La situación actual está provocando un aumento de reclamaciones y conflictos derivados de relaciones contractuales. Este incremento de la litigiosidad requiere de una solución ágil, por lo que es importante saber que dentro de nuestro ordenamiento jurídico, se regulan una serie de figuras que, no sólo pueden dar con la solución definitiva sino que, en muchos casos abaratan los costes y rebajan considerablemente los plazos si lo comparamos con un procedimiento en la jurisdicción ordinaria

Entre ellos, queremos destacar la ley de arbitraje como un sistema de resolución de conflictos entre empresas y profesionales de forma que con carácter vinculante, un tercero ajeno a las partes  estudia y decide la solución más adecuada a la cuestión planteada.
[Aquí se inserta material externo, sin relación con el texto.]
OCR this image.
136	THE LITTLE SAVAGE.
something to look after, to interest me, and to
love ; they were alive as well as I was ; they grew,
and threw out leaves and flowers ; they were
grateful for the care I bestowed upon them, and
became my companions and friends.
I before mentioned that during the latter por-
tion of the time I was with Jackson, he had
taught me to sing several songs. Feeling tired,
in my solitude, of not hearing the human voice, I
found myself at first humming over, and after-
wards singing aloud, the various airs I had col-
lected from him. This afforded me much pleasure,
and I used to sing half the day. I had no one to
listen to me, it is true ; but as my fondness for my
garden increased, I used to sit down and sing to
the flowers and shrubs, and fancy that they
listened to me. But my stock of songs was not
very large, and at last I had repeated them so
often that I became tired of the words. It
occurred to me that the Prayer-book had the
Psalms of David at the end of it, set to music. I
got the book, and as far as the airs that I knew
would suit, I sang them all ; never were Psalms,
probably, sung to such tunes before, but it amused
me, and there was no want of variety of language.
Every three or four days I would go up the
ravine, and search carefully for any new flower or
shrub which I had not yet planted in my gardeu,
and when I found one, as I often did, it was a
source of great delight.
Para iniciarlo, se exige además de que las partes hayan aceptado y firmado la denominada cláusula arbitral que se presente una solicitud dirigida a la Corte Española de Arbitraje, debiendo contener:

  • La identidad completa del demandante y demandado
  • Una breve descripción de la controversia y, a ser posible, su cuantía y de las pretensiones que se formulan.
  • El acto, contrato o negocio jurídico del que derive la controversia.
  • El convenio arbitral al que se han sometido
  • La propuesta sobre el número de árbitros, el idioma y el lugar del arbitraje
 

En cuanto al plazo de resolución del conflicto oscila entre los tres y los cinco meses, terminando con lo que se denomina laudo arbitral, que no es otra cosa que lo equivalente a una sentencia judicial.

El laudo es de obligado cumplimiento, poniendo fin al procedimiento y produciendo efectos de cosa juzgada.

Se trata por tanto, de procedimiento rápido, especializado y confidencial muy recomendable para resolver conflictos en materia arrendamientos, conflictos medioambientales, construcción, derecho inmobiliario, derecho bancario o responsabilidad civil entre otros muchos

¿Cómo ha afectado el COVID-19 a la ley de arbitraje? 

 

Ante la actual situación derivada del Covid-19 y sus consecuencias, previéndose múltiples conflictos derivados de relaciones contractuales, especialmente en aquellas de tracto sucesivo que se prolongan en el tiempo, el Tribunal Arbitral de Barcelona ha establecido un procedimiento ágil y plenamente garantista para que puedan acudir a él quienes, aun no disponiendo de un convenio arbitral previo, necesiten una solución definitiva.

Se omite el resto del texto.